Mlliyet Milliyet Blog Milliyet Blog
 
Facebook Connect
Blog Kategorileri
 

26 Mayıs '12

 
Kategori
Deneme
 

İhanet nerede başlar?

İhanet nerede başlar?
 

Heybesinde hüzün taşıyan kadın, bugün senin için dolandım kör şehrin dar sokaklarında. Karanlığa inat, kaybolmaya başkaldırı, gözyaşlarına isyan taşıdım koca gün, hediye ettiğin o eski heybede. Hedefim öğütlediğin, yol gösterdiğin ve dualarla süslediğin o siyah inciyi bulmaktı.

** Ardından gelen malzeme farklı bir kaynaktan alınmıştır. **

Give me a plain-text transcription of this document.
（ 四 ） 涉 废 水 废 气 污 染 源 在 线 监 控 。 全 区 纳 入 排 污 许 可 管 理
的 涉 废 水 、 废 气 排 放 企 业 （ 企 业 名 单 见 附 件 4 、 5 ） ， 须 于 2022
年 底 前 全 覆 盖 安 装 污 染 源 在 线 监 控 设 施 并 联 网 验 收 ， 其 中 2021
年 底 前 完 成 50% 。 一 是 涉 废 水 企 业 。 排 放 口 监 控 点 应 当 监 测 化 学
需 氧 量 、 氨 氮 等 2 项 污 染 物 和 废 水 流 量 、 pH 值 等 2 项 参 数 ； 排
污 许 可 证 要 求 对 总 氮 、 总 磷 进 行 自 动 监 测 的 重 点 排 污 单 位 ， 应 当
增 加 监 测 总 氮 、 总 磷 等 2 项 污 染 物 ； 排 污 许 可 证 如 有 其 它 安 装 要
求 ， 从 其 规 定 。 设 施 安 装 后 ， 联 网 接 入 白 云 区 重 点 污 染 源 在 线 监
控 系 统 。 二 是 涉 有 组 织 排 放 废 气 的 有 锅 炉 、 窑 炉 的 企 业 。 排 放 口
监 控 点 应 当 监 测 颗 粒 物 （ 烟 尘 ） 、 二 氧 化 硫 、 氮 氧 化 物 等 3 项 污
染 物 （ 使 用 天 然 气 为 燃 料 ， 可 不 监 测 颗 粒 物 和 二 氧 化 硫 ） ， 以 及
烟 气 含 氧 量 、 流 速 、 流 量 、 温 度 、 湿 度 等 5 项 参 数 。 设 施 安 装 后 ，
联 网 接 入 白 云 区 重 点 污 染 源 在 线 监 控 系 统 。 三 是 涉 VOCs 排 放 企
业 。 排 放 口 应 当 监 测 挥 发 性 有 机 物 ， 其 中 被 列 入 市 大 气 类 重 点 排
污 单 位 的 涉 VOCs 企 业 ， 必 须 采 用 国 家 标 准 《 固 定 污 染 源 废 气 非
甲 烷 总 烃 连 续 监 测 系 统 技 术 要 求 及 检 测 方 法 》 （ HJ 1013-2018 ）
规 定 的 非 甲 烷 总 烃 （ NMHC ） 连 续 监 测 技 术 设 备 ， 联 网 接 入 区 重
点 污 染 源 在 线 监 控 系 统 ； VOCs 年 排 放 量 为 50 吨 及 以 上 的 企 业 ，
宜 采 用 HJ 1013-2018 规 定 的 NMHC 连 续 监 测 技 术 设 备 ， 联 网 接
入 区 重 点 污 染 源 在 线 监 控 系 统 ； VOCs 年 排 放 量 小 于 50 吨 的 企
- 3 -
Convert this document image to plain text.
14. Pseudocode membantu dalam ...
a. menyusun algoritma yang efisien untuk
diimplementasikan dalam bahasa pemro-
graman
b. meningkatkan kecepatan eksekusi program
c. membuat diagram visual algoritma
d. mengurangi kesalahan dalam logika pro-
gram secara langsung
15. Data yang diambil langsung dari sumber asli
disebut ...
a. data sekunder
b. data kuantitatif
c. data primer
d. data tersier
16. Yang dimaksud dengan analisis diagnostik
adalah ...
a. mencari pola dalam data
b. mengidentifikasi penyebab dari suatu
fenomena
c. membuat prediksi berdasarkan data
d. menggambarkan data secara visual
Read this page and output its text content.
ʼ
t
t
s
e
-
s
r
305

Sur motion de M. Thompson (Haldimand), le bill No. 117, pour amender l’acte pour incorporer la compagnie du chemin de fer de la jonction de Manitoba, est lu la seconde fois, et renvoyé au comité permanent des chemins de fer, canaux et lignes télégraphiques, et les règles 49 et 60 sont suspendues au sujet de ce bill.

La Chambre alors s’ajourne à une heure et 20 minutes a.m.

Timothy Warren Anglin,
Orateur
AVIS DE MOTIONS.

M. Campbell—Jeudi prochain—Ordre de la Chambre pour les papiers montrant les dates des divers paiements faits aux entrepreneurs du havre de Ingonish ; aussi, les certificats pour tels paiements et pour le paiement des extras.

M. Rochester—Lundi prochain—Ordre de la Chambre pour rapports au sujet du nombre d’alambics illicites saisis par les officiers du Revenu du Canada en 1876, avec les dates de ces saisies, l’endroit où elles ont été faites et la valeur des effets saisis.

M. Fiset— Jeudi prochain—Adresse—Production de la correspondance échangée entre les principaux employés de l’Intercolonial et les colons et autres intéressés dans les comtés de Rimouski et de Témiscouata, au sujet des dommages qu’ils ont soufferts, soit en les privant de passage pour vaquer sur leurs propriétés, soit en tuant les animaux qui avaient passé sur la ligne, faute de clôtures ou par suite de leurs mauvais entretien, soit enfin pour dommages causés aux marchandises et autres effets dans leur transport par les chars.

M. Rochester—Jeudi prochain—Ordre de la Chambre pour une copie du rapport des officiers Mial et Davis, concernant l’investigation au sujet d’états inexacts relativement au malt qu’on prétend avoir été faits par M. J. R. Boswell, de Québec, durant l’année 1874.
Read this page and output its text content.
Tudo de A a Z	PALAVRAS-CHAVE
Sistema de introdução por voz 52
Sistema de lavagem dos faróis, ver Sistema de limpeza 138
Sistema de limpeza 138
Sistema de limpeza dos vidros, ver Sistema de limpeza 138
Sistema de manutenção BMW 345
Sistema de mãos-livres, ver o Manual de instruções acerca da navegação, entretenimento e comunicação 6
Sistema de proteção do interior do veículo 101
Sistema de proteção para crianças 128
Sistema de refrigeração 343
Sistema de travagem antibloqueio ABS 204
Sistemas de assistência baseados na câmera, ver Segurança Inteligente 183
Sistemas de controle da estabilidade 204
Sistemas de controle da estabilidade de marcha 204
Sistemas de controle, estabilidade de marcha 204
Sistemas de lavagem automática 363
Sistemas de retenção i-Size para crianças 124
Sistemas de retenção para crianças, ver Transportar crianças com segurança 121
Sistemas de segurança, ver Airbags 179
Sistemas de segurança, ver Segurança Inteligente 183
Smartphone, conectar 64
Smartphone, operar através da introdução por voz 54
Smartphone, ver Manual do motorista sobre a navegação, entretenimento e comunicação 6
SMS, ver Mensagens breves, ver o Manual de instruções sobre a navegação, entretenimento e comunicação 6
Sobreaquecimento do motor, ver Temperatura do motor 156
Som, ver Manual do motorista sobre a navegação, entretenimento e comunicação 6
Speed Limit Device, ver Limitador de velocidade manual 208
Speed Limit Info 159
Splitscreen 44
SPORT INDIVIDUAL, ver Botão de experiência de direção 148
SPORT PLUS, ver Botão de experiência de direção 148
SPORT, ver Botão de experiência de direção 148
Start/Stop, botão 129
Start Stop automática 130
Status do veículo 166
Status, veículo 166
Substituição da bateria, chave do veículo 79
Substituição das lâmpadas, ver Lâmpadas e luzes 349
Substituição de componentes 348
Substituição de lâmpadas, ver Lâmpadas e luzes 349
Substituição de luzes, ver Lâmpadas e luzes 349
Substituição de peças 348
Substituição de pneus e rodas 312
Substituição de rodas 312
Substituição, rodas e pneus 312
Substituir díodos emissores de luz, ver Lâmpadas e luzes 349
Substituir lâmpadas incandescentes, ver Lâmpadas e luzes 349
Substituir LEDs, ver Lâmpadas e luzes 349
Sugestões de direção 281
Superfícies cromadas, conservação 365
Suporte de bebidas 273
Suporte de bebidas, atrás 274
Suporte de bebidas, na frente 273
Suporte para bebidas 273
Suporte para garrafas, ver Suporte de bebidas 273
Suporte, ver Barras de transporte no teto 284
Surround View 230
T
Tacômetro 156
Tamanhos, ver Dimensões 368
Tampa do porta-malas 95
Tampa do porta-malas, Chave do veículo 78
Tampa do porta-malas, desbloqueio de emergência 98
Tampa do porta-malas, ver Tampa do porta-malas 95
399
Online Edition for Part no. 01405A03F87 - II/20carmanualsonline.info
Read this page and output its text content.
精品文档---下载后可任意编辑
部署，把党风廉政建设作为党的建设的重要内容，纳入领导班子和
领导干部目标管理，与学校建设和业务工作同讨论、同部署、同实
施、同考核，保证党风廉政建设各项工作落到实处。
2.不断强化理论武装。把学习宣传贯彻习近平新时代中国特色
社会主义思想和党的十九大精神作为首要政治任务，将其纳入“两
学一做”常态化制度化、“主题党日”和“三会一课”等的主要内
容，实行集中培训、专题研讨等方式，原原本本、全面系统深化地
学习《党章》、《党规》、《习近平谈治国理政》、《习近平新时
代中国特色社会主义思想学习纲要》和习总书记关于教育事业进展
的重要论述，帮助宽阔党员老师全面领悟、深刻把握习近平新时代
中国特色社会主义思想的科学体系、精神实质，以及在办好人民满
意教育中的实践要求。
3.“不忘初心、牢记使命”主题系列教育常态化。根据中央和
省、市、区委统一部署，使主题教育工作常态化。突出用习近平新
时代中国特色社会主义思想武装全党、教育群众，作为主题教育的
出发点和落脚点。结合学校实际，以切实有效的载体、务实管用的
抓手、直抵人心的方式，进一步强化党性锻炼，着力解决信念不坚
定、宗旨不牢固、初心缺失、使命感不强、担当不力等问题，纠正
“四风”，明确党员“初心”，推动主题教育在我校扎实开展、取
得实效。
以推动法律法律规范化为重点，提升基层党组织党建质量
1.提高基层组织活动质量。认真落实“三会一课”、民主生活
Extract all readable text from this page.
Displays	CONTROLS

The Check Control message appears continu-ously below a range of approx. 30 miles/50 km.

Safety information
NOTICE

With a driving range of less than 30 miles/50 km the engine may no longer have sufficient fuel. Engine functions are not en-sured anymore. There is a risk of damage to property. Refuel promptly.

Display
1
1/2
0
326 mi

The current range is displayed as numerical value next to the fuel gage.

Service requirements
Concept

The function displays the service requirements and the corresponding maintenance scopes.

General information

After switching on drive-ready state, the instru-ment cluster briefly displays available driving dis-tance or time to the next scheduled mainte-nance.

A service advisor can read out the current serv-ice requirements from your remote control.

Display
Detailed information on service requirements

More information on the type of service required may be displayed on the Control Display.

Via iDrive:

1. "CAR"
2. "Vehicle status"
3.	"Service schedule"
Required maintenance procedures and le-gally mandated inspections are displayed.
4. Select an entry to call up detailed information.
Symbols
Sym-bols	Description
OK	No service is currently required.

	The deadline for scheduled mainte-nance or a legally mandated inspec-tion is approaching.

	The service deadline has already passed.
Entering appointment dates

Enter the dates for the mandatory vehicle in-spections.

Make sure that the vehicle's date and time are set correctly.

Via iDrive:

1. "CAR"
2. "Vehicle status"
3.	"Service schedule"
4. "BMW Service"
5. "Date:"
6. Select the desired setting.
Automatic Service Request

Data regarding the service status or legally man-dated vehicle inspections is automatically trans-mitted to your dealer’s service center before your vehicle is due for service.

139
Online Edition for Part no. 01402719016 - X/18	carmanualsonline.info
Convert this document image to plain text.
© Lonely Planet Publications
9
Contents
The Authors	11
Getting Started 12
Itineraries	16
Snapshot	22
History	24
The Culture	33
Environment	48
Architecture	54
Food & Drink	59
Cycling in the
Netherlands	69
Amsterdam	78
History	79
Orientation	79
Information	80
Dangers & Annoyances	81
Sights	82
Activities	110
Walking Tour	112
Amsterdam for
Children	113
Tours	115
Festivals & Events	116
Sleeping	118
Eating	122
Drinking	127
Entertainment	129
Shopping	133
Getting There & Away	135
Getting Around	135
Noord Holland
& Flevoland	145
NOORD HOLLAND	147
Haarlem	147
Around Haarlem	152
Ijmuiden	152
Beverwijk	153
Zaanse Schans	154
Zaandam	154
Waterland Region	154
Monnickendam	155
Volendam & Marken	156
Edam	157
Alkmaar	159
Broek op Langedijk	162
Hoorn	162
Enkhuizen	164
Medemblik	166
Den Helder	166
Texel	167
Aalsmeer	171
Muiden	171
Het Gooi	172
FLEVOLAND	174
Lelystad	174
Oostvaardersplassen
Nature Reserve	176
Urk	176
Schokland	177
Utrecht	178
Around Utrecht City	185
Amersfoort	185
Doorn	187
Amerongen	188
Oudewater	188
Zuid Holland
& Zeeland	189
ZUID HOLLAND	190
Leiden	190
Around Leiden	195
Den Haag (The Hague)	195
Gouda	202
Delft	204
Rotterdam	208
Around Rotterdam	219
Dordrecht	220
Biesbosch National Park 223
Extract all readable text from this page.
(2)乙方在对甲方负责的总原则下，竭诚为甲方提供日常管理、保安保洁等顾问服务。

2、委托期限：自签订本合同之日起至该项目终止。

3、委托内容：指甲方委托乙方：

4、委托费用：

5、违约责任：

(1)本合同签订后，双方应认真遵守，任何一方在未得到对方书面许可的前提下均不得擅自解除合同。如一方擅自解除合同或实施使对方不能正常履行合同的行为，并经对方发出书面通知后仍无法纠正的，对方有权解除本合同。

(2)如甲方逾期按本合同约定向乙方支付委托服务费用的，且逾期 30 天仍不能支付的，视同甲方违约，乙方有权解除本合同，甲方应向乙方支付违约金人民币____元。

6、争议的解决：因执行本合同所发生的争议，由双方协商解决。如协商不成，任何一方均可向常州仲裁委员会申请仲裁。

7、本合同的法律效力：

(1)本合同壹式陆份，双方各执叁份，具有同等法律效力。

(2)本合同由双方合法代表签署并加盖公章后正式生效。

Attığı her adım tevafuklarla döşenmiş, rüzgâra sarılmış bir yaprak olmaktansa fırtınaya direnen kuru bir dal olmaya niyetlenmiş o kadını da gördüm ve sordum; “ Pişman mısın? “

Sevmek zaten isyandır, pişmanlıktır, yanmanın ilk adımıdır. Pişmanım, kadere meydan okuduğumu bile bile dile getiriyorum ki, evet, pişmanım.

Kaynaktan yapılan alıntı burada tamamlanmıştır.